According to the researchers it is well known that being sedentary maybe harmful for health but this is the first time a study has shown that not exercising could be worse than smoking, diabetes and high blood pressure and even “end-stage disease”. Persons who did not exercise, they explain, had a 500 percent raised risk of death compared to those who exercised. Those who got minimal exercise also had a 390 percent raised risk of death, they noted compared to those who regularly exercised. The risk of dying was twice as much among those who fared poorly on the treadmill compared to those who had kidney failure on dialysis.
Jaber explained that some are “ultra exercisers” who tend to push their bodies to extremes. It has been believed that extremes might be bad for health. Jaber said that they found that there is no “ceiling for the benefit of exercise.” This means that even “ultra exercisers” have a lower risk of dying compared to those who do not exercise.
The authors write, “Cardiorespiratory fitness is inversely associated with long-term mortality with no observed upper limit of benefit.

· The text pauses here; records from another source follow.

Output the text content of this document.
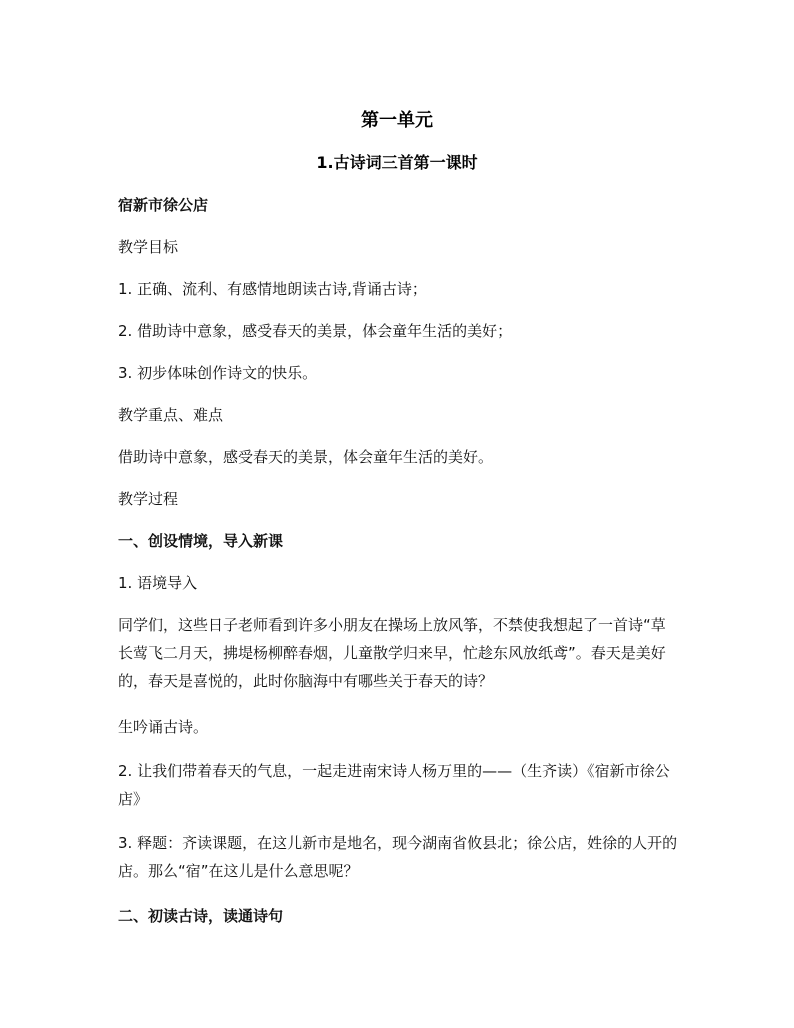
第一单元
1.古诗词三首第一课时
宿新市徐公店
教学目标
1. 正确、流利、有感情地朗读古诗,背诵古诗；
2. 借助诗中意象，感受春天的美景，体会童年生活的美好；
3. 初步体味创作诗文的快乐。
教学重点、难点
借助诗中意象，感受春天的美景，体会童年生活的美好。
教学过程
一、创设情境，导入新课
1. 语境导入
同学们，这些日子老师看到许多小朋友在操场上放风筝，不禁使我想起了一首诗“草长莺飞二月天，拂堤杨柳醉春烟，儿童散学归来早，忙趁东风放纸鸢”。春天是美好的，春天是喜悦的，此时你脑海中有哪些关于春天的诗？
生吟诵古诗。
2. 让我们带着春天的气息，一起走进南宋诗人杨万里的——（生齐读）《宿新市徐公店》
3. 释题：齐读课题，在这儿新市是地名，现今湖南省攸县北；徐公店，姓徐的人开的店。那么“宿”在这儿是什么意思呢？
二、初读古诗，读通诗句
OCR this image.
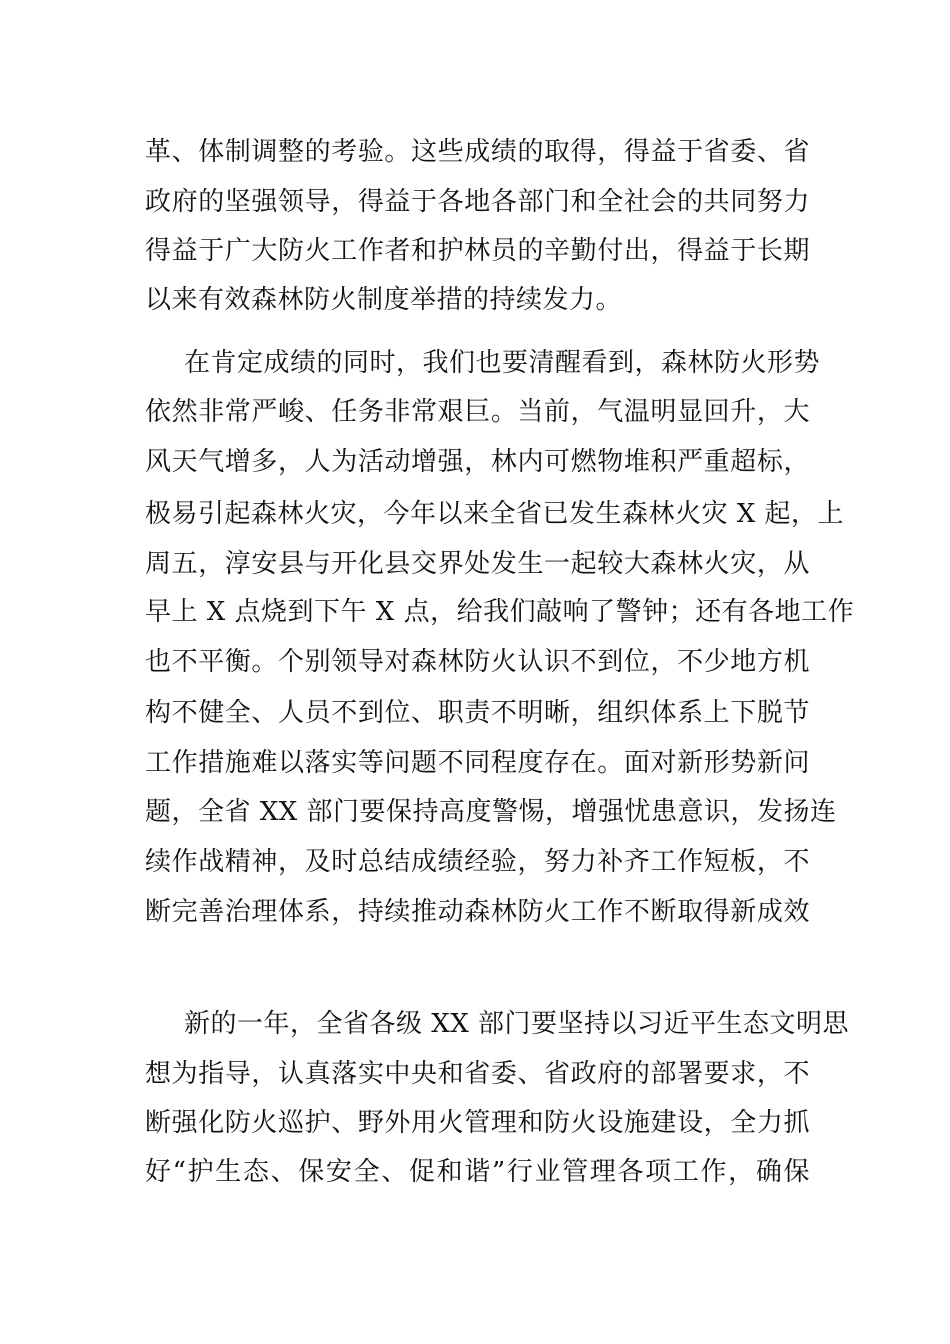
革、体制调整的考验。这些成绩的取得，得益于省委、省
政府的坚强领导，得益于各地各部门和全社会的共同努力
得益于广大防火工作者和护林员的辛勤付出，得益于长期
以来有效森林防火制度举措的持续发力。
在肯定成绩的同时，我们也要清醒看到，森林防火形势
依然非常严峻、任务非常艰巨。当前，气温明显回升，大
风天气增多，人为活动增强，林内可燃物堆积严重超标，
极易引起森林火灾，今年以来全省已发生森林火灾 X 起，上
周五，淳安县与开化县交界处发生一起较大森林火灾，从
早上 X 点烧到下午 X 点，给我们敲响了警钟；还有各地工作
也不平衡。个别领导对森林防火认识不到位，不少地方机
构不健全、人员不到位、职责不明晰，组织体系上下脱节
工作措施难以落实等问题不同程度存在。面对新形势新问
题，全省 XX 部门要保持高度警惕，增强忧患意识，发扬连
续作战精神，及时总结成绩经验，努力补齐工作短板，不
断完善治理体系，持续推动森林防火工作不断取得新成效
新的一年，全省各级 XX 部门要坚持以习近平生态文明思
想为指导，认真落实中央和省委、省政府的部署要求，不
断强化防火巡护、野外用火管理和防火设施建设，全力抓
好“护生态、保安全、促和谐”行业管理各项工作，确保
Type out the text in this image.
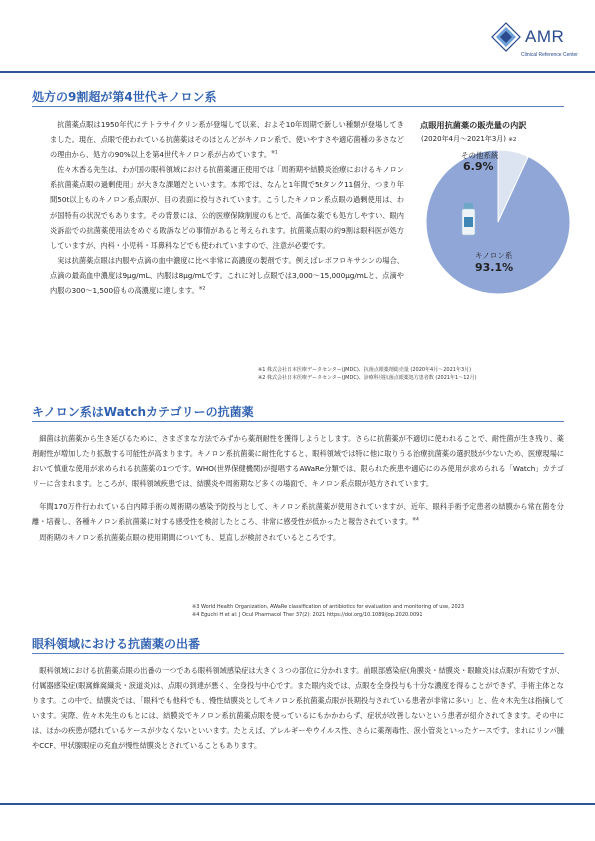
AMR
Clinical Reference Center
処方の9割超が第4世代キノロン系

抗菌薬点眼は1950年代にテトラサイクリン系が登場して以来、およそ10年周期で新しい種類が登場してきました。現在、点眼で使われている抗菌薬はそのほとんどがキノロン系で、使いやすさや適応菌種の多さなどの理由から、処方の90%以上を第4世代キノロン系が占めています。$^{※1}$

佐々木香る先生は、わが国の眼科領域における抗菌薬適正使用では「周術期や結膜炎治療におけるキノロン系抗菌薬点眼の過剰使用」が大きな課題だといいます。本邦では、なんと1年間で5tタンク11個分、つまり年間50t以上ものキノロン系点眼が、目の表面に投与されています。こうしたキノロン系点眼の過剰使用は、わが国特有の状況でもあります。その背景には、公的医療保険制度のもとで、高価な薬でも処方しやすい、眼内炎訴訟での抗菌薬使用法をめぐる敗訴などの事情があると考えられます。抗菌薬点眼の約9割は眼科医が処方していますが、内科・小児科・耳鼻科などでも使われていますので、注意が必要です。

実は抗菌薬点眼は内服や点滴の血中濃度に比べ非常に高濃度の製剤です。例えばレボフロキサシンの場合、点滴の最高血中濃度は9μg/mL、内服は8μg/mLです。これに対し点眼では3,000～15,000μg/mLと、点滴や内服の300～1,500倍もの高濃度に達します。$^{※2}$

※1 株式会社日本医療データセンター(JMDC)、抗菌点眼薬剤総売量 (2020年4月～2021年3月)
※2 株式会社日本医療データセンター(JMDC)、診療科別抗菌点眼薬処方患者数 (2021年1～12月)
点眼用抗菌薬の販売量の内訳
(2020年4月～2021年3月) ※2
その他系統
6.9%
キノロン系
93.1%
キノロン系はWatchカテゴリーの抗菌薬

細菌は抗菌薬から生き延びるために、さまざまな方法でみずから薬剤耐性を獲得しようとします。さらに抗菌薬が不適切に使われることで、耐性菌が生き残り、薬剤耐性が増加したり拡散する可能性が高まります。キノロン系抗菌薬に耐性化すると、眼科領域では特に他に取りうる治療抗菌薬の選択肢が少ないため、医療現場において慎重な使用が求められる抗菌薬の1つです。WHO(世界保健機関)が提唱するAWaRe分類では、限られた疾患や適応にのみ使用が求められる「Watch」カテゴリーに含まれます。ところが、眼科領域疾患では、結膜炎や周術期など多くの場面で、キノロン系点眼が処方されています。

年間170万件行われている白内障手術の周術期の感染予防投与として、キノロン系抗菌薬が使用されていますが、近年、眼科手術予定患者の結膜から常在菌を分離・培養し、各種キノロン系抗菌薬に対する感受性を検討したところ、非常に感受性が低かったと報告されています。$^{※4}$

周術期のキノロン系抗菌薬点眼の使用期間についても、見直しが検討されているところです。

※3 World Health Organization, AWaRe classification of antibiotics for evaluation and monitoring of use, 2023
※4 Eguchi H et al: J Ocul Pharmacol Ther 37(2): 2021 https://doi.org/10.1089/jop.2020.0091
眼科領域における抗菌薬の出番

眼科領域における抗菌薬点眼の出番の一つである眼科領域感染症は大きく３つの部位に分かれます。前眼部感染症(角膜炎・結膜炎・眼瞼炎)は点眼が有効ですが、付属器感染症(眼窩蜂窩織炎・涙道炎)は、点眼の到達が悪く、全身投与中心です。また眼内炎では、点眼を全身投与も十分な濃度を得ることができず、手術主体となります。この中で、結膜炎では、「眼科でも他科でも、慢性結膜炎としてキノロン系抗菌薬点眼が長期投与されている患者が非常に多い」と、佐々木先生は指摘しています。実際、佐々木先生のもとには、結膜炎でキノロン系抗菌薬点眼を使っているにもかかわらず、症状が改善しないという患者が紹介されてきます。その中には、ほかの疾患が隠れているケースが少なくないといいます。たとえば、アレルギーやウイルス性、さらに薬剤毒性、涙小管炎といったケースです。まれにリンパ腫やCCF、甲状腺眼症の充血が慢性結膜炎とされていることもあります。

Extremely high aerobic fitness was associated with the greatest survival and was associated with benefit in older patients and those with hypertension.”
The researchers noted that whole people of all ages and both genders benefitted from exercise, women benefited more than men. Jaber said that being sedentary now should be considered to be “a disease that has a prescription, which is called exercise.”
According to the Centers for Disease Control and Prevention (CDC), only 23 percent of Americans get the recommended amount of exercise per week.